ADRの現場から 話し合いでトラブルを解決 101 日本不動産仲裁機構 カビに関するトラブル事例
住宅新報 2020年1月21日 号 8面
連載: ADRの現場から
カビは温度が25~30℃、湿度が80%以上で栄養分があるところによく育ちます。しかも風通しが悪いとよく増えます。日本の季節でいうと、一般的に春から夏がカビシーズンですが、現代では住宅の気密性が高くなり、冬でも室温が高く、しかも結露するので、ほぼ一年中カビシーズンとなっています。
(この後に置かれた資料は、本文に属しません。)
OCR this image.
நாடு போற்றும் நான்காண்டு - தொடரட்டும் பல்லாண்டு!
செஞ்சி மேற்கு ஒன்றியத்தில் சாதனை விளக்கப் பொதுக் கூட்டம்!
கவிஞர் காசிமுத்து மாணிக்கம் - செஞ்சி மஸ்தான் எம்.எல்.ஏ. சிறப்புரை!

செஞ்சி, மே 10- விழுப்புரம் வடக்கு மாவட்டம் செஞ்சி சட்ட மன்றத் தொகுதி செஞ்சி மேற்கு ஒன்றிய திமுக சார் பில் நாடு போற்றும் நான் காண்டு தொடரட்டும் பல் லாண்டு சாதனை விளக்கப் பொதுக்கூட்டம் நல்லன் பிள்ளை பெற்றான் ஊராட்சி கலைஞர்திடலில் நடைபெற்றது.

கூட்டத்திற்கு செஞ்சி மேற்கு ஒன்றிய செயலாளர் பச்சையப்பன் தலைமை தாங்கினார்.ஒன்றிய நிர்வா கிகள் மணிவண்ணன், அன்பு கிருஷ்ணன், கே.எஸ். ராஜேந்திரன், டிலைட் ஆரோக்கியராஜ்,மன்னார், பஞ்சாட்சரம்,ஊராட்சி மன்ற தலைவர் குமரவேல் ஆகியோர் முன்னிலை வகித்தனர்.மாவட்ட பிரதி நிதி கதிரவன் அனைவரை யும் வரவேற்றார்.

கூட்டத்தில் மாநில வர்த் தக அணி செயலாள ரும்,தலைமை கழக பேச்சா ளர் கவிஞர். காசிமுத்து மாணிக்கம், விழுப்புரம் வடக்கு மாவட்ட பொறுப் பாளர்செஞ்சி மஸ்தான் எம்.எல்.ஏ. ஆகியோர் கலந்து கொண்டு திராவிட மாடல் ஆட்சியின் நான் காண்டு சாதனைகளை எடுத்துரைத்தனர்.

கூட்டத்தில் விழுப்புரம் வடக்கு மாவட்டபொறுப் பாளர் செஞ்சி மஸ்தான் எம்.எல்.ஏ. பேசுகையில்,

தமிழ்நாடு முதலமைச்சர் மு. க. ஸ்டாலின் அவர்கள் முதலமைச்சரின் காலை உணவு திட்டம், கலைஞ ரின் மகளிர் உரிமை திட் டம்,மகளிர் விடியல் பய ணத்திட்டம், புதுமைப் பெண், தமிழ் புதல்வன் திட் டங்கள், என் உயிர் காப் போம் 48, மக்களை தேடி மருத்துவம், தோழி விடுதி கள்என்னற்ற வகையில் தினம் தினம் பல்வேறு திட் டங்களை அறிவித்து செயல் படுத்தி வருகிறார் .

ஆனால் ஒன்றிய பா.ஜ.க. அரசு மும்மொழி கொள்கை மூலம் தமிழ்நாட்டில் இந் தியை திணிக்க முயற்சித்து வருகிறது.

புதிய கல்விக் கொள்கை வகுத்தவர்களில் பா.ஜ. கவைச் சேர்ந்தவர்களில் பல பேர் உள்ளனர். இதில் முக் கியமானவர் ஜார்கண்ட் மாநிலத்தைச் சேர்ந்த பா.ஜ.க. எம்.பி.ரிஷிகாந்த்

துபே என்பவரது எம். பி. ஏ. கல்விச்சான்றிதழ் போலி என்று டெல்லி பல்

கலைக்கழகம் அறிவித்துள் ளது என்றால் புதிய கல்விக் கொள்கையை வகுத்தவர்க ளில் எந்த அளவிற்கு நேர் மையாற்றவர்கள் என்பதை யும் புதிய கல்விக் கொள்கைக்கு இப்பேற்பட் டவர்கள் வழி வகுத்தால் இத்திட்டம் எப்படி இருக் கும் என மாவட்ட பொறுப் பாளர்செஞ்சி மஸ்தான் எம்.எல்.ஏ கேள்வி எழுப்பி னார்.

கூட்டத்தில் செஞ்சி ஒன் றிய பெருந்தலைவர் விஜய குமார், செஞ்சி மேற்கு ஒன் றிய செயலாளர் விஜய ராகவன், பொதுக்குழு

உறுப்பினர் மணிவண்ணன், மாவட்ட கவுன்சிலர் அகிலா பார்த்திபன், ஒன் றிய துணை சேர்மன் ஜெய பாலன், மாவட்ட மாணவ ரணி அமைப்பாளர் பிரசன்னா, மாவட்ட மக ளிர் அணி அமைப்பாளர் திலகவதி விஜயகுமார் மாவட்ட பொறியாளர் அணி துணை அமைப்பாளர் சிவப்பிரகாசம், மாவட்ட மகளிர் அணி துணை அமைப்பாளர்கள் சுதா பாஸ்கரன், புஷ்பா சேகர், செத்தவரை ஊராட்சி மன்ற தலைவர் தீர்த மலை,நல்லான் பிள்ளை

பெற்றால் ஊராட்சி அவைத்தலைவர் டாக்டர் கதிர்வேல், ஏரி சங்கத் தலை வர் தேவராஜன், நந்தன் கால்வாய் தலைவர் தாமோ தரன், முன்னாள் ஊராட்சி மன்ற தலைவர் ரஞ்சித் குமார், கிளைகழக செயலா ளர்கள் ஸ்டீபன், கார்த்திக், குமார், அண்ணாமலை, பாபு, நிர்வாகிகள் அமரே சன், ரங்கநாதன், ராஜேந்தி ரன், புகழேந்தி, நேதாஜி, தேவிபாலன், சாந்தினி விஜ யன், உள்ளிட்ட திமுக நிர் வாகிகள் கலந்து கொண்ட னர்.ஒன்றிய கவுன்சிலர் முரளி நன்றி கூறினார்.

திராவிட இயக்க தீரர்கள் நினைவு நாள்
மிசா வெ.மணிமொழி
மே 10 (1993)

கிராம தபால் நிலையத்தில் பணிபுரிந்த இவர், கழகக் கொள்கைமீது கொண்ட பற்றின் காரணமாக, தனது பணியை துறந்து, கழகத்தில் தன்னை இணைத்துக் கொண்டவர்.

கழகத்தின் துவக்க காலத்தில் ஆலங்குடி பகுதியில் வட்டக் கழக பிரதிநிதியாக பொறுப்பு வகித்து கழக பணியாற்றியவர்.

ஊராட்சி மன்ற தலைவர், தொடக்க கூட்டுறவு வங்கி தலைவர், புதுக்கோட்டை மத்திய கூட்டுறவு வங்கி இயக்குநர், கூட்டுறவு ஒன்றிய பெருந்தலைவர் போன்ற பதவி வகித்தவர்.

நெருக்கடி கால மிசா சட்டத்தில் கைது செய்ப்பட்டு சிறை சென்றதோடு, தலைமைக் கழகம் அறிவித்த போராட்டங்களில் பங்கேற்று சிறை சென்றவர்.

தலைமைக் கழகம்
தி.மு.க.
そして、住宅に生えたカビは暮らす人の健康を害することがあります。カビの健康被害としては一般的に(1)アレルギーぜん息、(2)シックハウス症候群、(3)皮膚炎などが知られており、この健康被害が不動産トラブルを引き起こすことがあります。トラブル事例を紹介します。
不動産会社A社は、以前に売買仲介をした物件の買主B氏から、「家がカビだらけになってしまい、住み続けることができない。子供もアレルギーぜん息のような症状を発症し始めている。購入前にはカビが生えるという話は聞いていなかった」というクレームを受けました。さらにB氏は、A社と売主であるC氏に対し、責任をとってリフォーム工事費用と工事期間中の住まいの賃貸費用、加えて子供の医療費を負担してほしいと要望しました。